Seder Nasim is the shortest of the six orders of the Mishna comprising only seven of the sixty-three masechtot and “only” 578 of the over 4,200 Mishnayot in in the Talmud Bavli. And two of the seven masechtot, Nedarim and Nazir, have little to do with women, ostensibly the theme of the seder. Masechet Nedarim dealing with laws of promises and vows is included because the previous masechet, Ketubot devotes more than a chapter to cases when one spouse takes a vow forbidding themselves from giving or deriving benefit from the other or taking a vow to forbid one’s spouse from certain activities. That leads to the broader discussion of the laws of vows i.e. masechet Nedarim.
 
From Nedarim we move to a specific type of a neder, that of a nazirite vow. As masechet Ketubot segues into masechet Nedarim, masechet Sotah follows on the heels of masechet Nazir. “Whoever sees a sotah in her degradation shall take a vow of abstinence from wine” (Sotah 2a). 
 
The story of a sotah is a tragic one. It begins when a husband suspects his wife of adultery - how sad that we should come to this - and in front of two witnesses warns her not to be alone with the suspected 'adulterer'. And lo and behold they are found to be alone. She denies having committed adultery and she may very well be telling the truth but we really have no way of knowing that. The Torah ordains we go through an elaborate and very degrading ordeal, to either encourage her to admit to having had an affair, or to confirm her innocence. The Torah, in a most unique assertion, tells us that after she drinks “the bitter water” we will be given a sign of her innocence or guilt. 
 
If she admits to adultery her husband divorces her but no other punishment is given, save that she loses the alimony she would normally receive upon divorce. If she maintains her innocence she drinks a concoction of Torah parchment mixed with water and dirt and we wait. Either her body will contort leading to her death or she will be blessed with many children having been falsely accused of adultery (despite her inappropriate early actions). 
 
Either way this is a terrible ordeal to endure and even to witness. Those who do, our Sages, suggest should consider becoming a nazir, withdrawing somewhat from society and its attendant frivolity. We need look no further than the office party to understand the connection between wine and sexual immorality. 

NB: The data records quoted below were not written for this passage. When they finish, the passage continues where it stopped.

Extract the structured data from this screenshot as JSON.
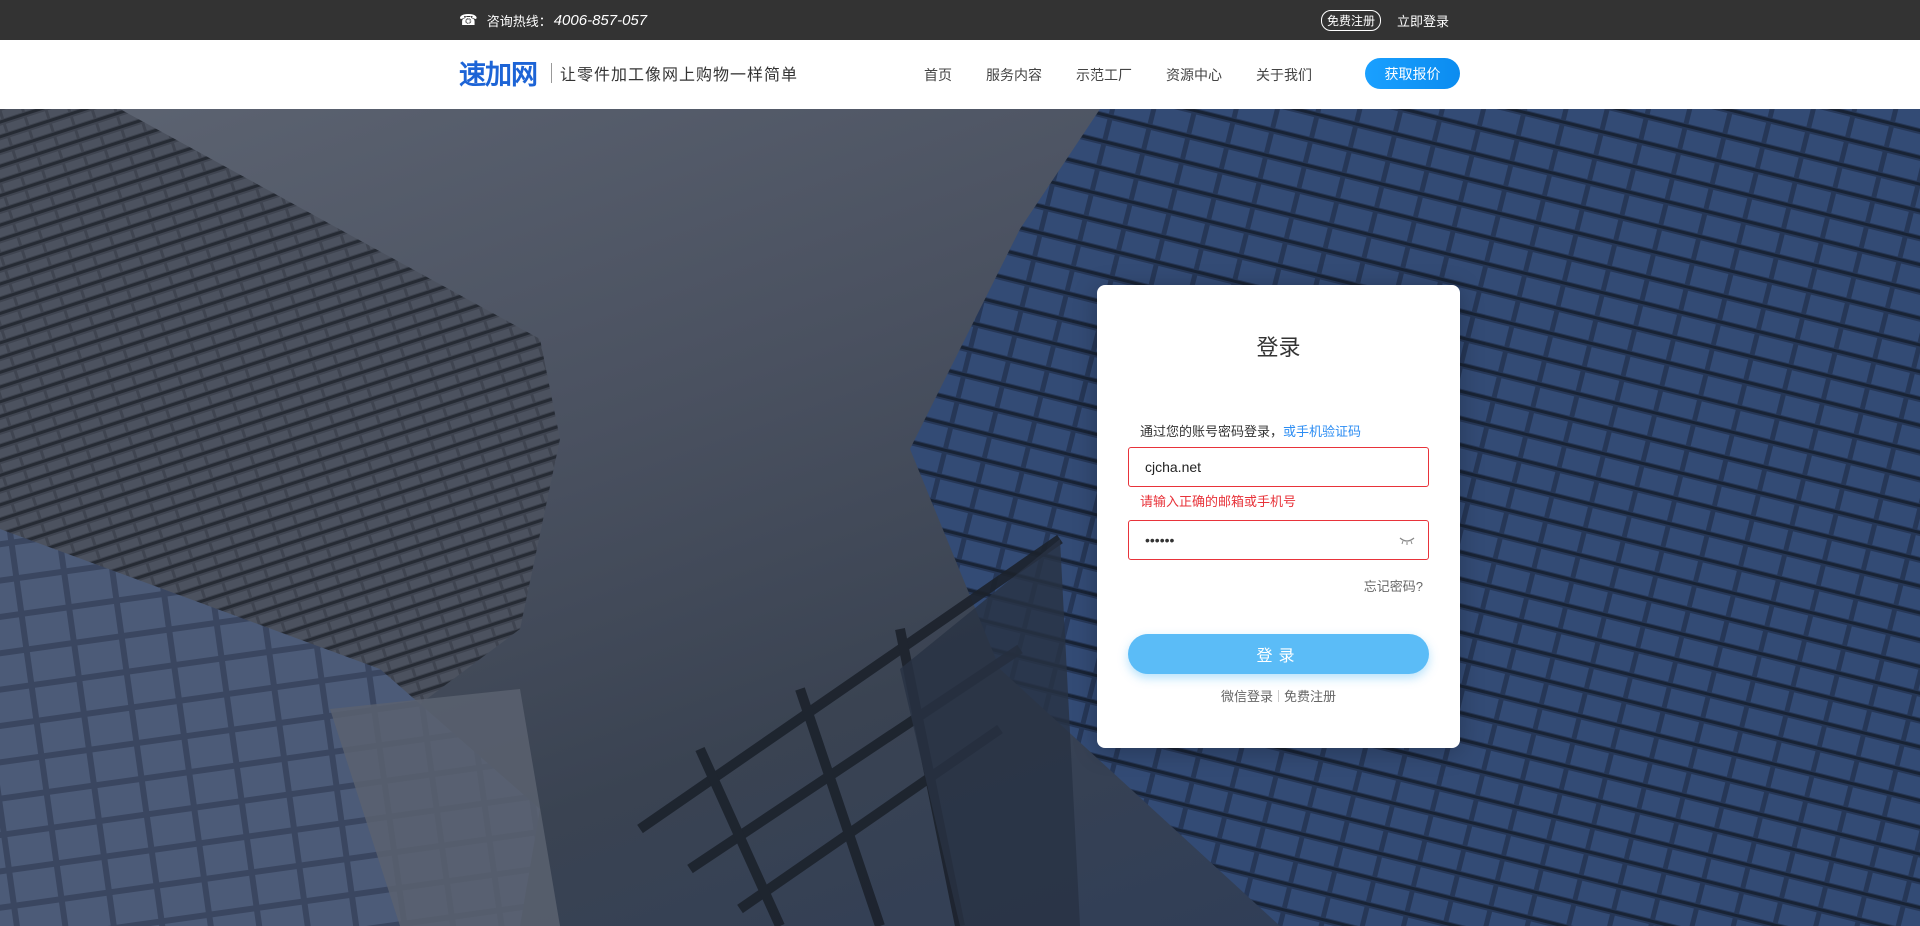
{
  "topbar": {
    "hotline_label": "咨询热线：",
    "hotline_number": "4006-857-057",
    "register_label": "免费注册",
    "login_label": "立即登录"
  },
  "header": {
    "logo_text": "速加网",
    "slogan": "让零件加工像网上购物一样简单",
    "nav": [
      "首页",
      "服务内容",
      "示范工厂",
      "资源中心",
      "关于我们"
    ],
    "quote_button": "获取报价"
  },
  "login": {
    "title": "登录",
    "hint": "通过您的账号密码登录，",
    "alt_method_link": "或手机验证码",
    "account_value": "cjcha.net",
    "account_error": "请输入正确的邮箱或手机号",
    "password_value": "••••••",
    "forgot_label": "忘记密码?",
    "submit_label": "登录",
    "wechat_login": "微信登录",
    "register": "免费注册"
  },
  "colors": {
    "accent": "#1aa0ff",
    "error": "#e8333a",
    "link": "#2c8df3",
    "submit": "#5bbcf7"
  }
}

The first six chapters of the masechet spell out in great detail the ordeal of the sotah but contain a number of fascinating digressions; most significantly how much, if any, Torah it is appropriate to teach women. We will PG return to this subject in due course.
 
The last three chapters of the masechet are one long digression detailing which mitzvoth that require speech i.e. prayer, birchat hamazon, shema, court administered oaths, birchat kohanim, must be said in Hebrew and which may be said in any language. The discussion flows from the ruling that the declaration of the sotah may be said in any language. 
 
The enumeration of the various mitzvoth into these categories of language leads to a broader discussions of the mitzvoth in question. The most “current” is that of exemptions from army service - a subject we will also PG return to in due course. This discussion follows from the ruling that the kohen mashuach milchama, the chief army chaplain, must address the people in Hebrew only. 
 
Towards the end of the masechet the Mishna notes how the deaths of many of our Talmudic Sages marked the end of an era; i.e. “when Rabbi Akiva died, the honour given to Torah died” with him. Unlike the end of the marriage of the sotah these ends were preceded by periods of greatness.
 
The last Mishna of the masechet records the teaching of Rav Pinchas ben Yair that religious growth is a ladder that one must climb step by step - jump too high, too fast and you will fall off. It is this teaching that forms the core of the Mesilat Yesharim, the Path of the Just, perhaps the most famous book of ethical piety in our tradition, written by the 18th century Italian kabbalist Rav Moshe Chaim Luzzato[1].
 

[1] It is almost by accident that the Mesilat Yesharim survived as most of the writings of Rav Luzzatto (Ramchal) were burned due to suspicion of heresy, seeing him and his writings as similar to Shabbtei Tzvi. The legacy of many is much different from what anyone could have predicted during their lifetime.